Einzelzahnversorgung mit Keramikimplantat nach Trauma

Einzelzahnversorgung mit Keramikimplantat nach Trauma

Die Disziplin der zahnärztlichen Implantologie entwickelt sich stetig. Heutzutage werden zunehmend „Hightech“-Ansätze ver­folgt, mit denen sich klinische Behandlungserfolge weiter optimieren lassen. Implantate wurden ursprünglich freihändig gesetzt, wohingegen heute ein großer Teil an Eingriffen mittels computergeführter Chirurgie und sogar navigierter Implantation durchgeführt wird.1,2 Auch ist der komplette digitale Workflow samt DVT-Technologie, Intraoralscannern und 3D-Druckern ­mittlerweile weithin etabliert.3 Allerdings entwickeln sich nicht nur chirurgische und prothetische Konzepte weiter, sondern es findet auch ein Umdenken in puncto Materialien statt.

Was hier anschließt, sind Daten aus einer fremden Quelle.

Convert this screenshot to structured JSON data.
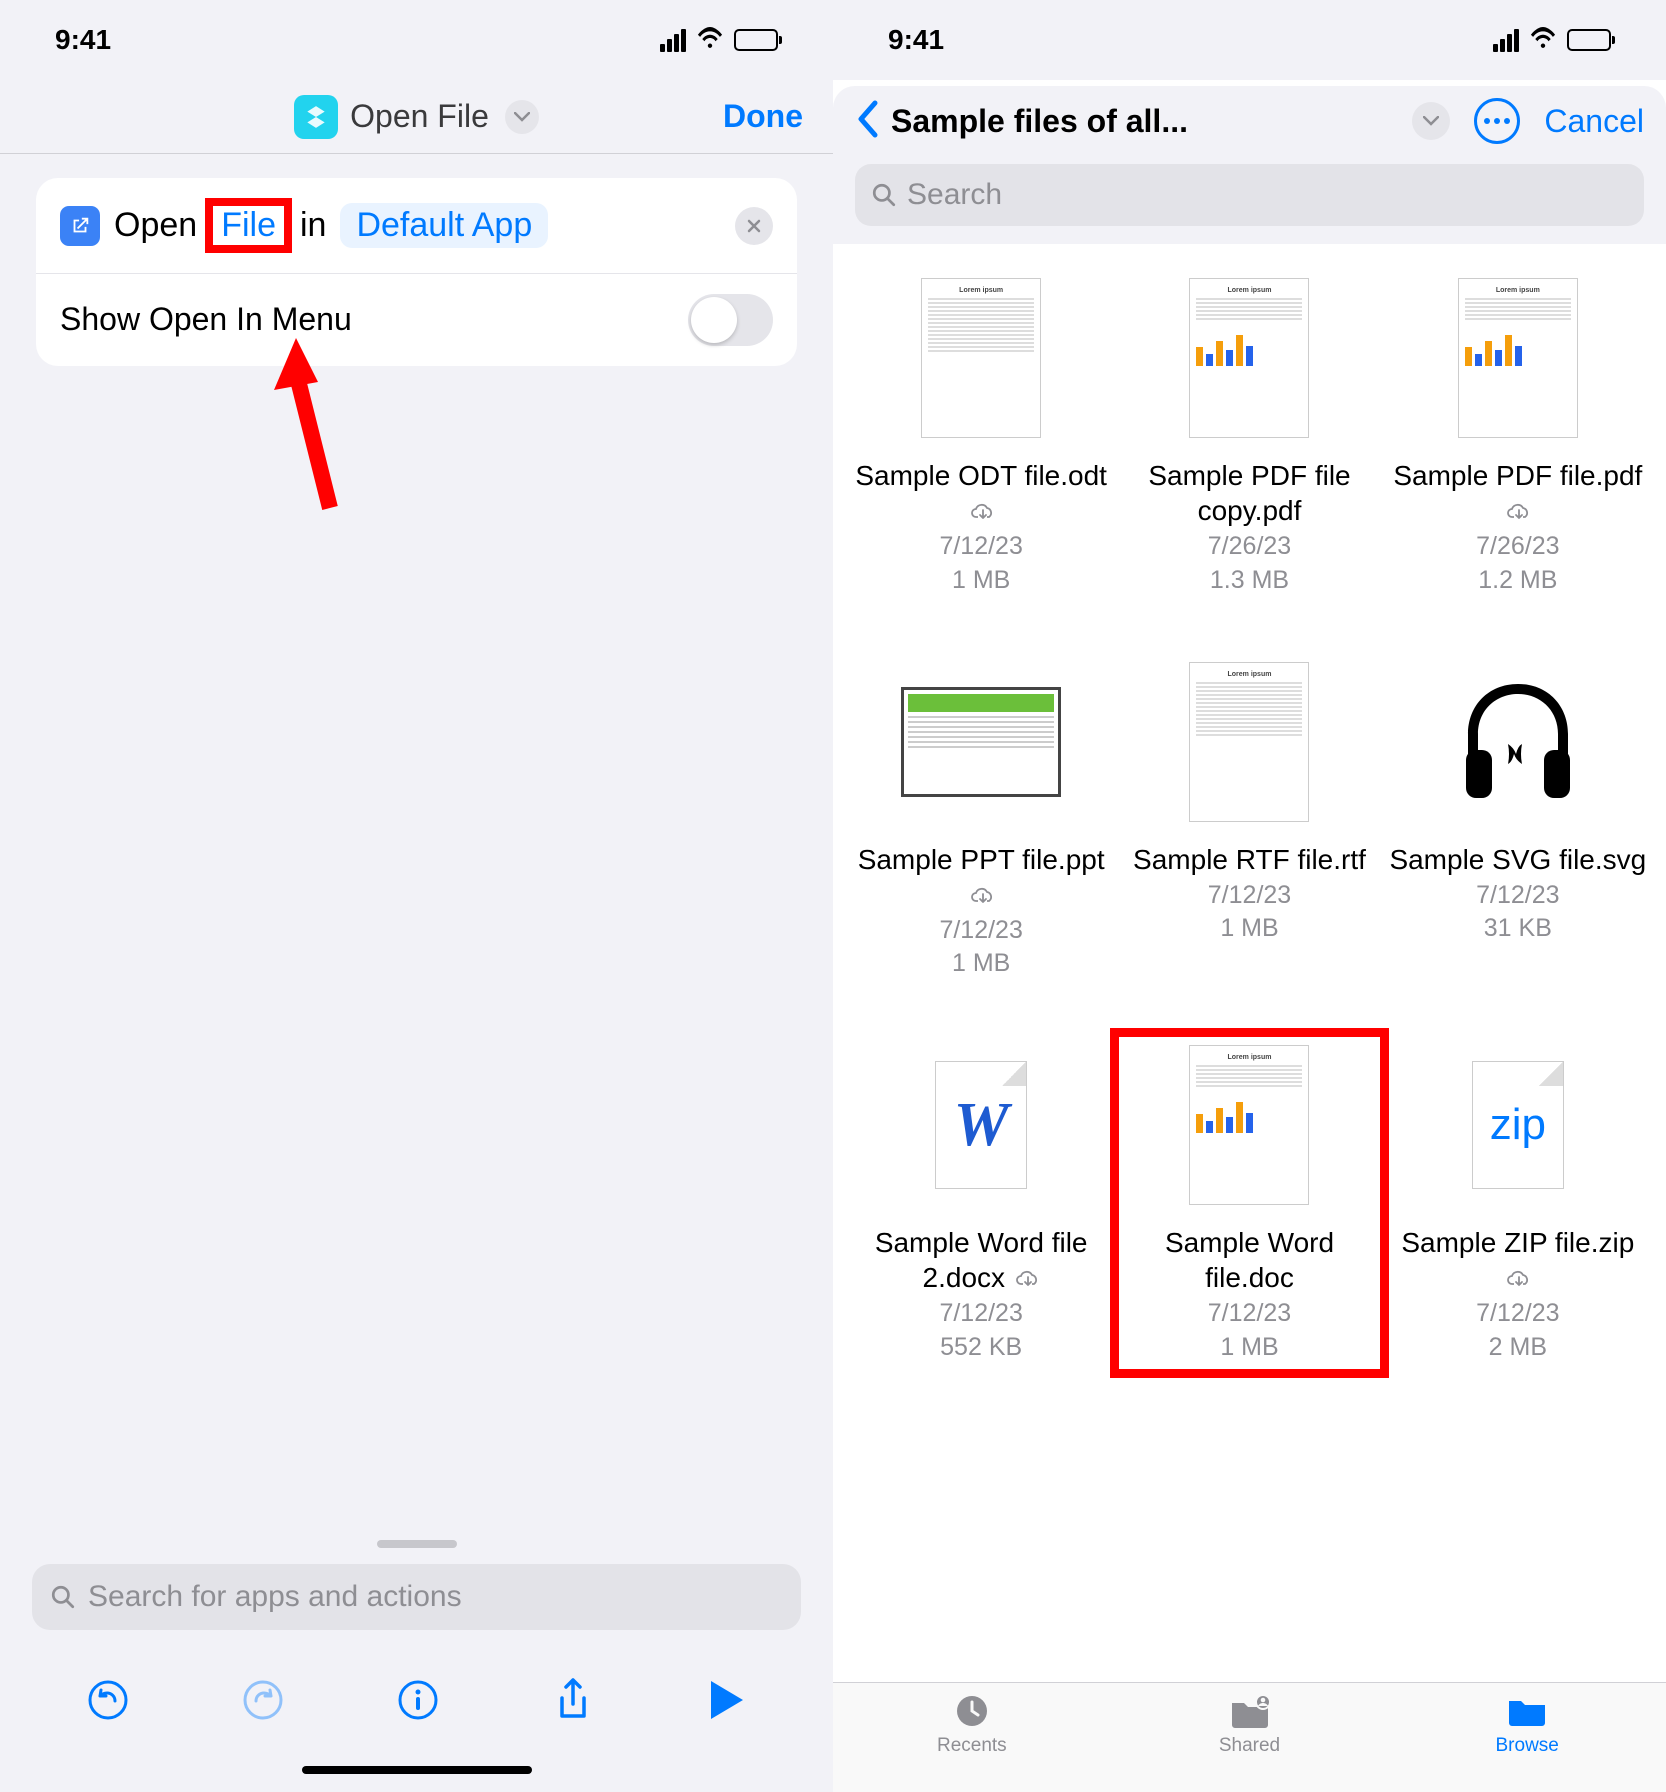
{
  "status": {
    "time": "9:41"
  },
  "left": {
    "header": {
      "title": "Open File",
      "done": "Done"
    },
    "action": {
      "open": "Open",
      "file_token": "File",
      "in": "in",
      "app_token": "Default App"
    },
    "toggle": {
      "label": "Show Open In Menu"
    },
    "search": {
      "placeholder": "Search for apps and actions"
    }
  },
  "right": {
    "header": {
      "title": "Sample files of all...",
      "cancel": "Cancel"
    },
    "search": {
      "placeholder": "Search"
    },
    "files": [
      {
        "name": "Sample ODT file.odt",
        "cloud": true,
        "date": "7/12/23",
        "size": "1 MB",
        "thumb": "doc-text"
      },
      {
        "name": "Sample PDF file copy.pdf",
        "cloud": false,
        "date": "7/26/23",
        "size": "1.3 MB",
        "thumb": "doc-chart"
      },
      {
        "name": "Sample PDF file.pdf",
        "cloud": true,
        "date": "7/26/23",
        "size": "1.2 MB",
        "thumb": "doc-chart"
      },
      {
        "name": "Sample PPT file.ppt",
        "cloud": true,
        "date": "7/12/23",
        "size": "1 MB",
        "thumb": "ppt"
      },
      {
        "name": "Sample RTF file.rtf",
        "cloud": false,
        "date": "7/12/23",
        "size": "1 MB",
        "thumb": "doc-text"
      },
      {
        "name": "Sample SVG file.svg",
        "cloud": false,
        "date": "7/12/23",
        "size": "31 KB",
        "thumb": "svg"
      },
      {
        "name": "Sample Word file 2.docx",
        "cloud": true,
        "date": "7/12/23",
        "size": "552 KB",
        "thumb": "w"
      },
      {
        "name": "Sample Word file.doc",
        "cloud": false,
        "date": "7/12/23",
        "size": "1 MB",
        "thumb": "doc-chart",
        "highlight": true
      },
      {
        "name": "Sample ZIP file.zip",
        "cloud": true,
        "date": "7/12/23",
        "size": "2 MB",
        "thumb": "zip"
      }
    ],
    "tabs": {
      "recents": "Recents",
      "shared": "Shared",
      "browse": "Browse"
    }
  }
}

Während der letzten 60 Jahre war das Metall Titan das einzige Material, das mit seiner hohen Osseointegration langfristige klinische Funktionalität versprach. In jüngster Vergangenheit richtete sich der Blick vielerorts allerdings vermehrt auf biologische und holistische Ansätze. Nicht nur gibt es heute ein zunehmendes Verlangen nach grüner Energie und biologischen Lebensmitteln, die man mittlerweile in fast allen Geschäften findet, sondern die Rufe nach einem biokompatibleren, metallfreien und nicht toxischen Implantatmaterial wurden ebenfalls lauter und so findet Zirkoniumdioxid (ZrO2) zunehmend seinen Weg in die tägliche Implantologie.4 Waren in der Vergangenheit nur wenige biologisch-holistische Zahnärzte von den Vorteilen eines metallfreien Implantats überzeugt, so wächst inzwischen die Gruppe derer, die Zirkoniumdioxid als Implantatmaterial bevorzugen, stetig.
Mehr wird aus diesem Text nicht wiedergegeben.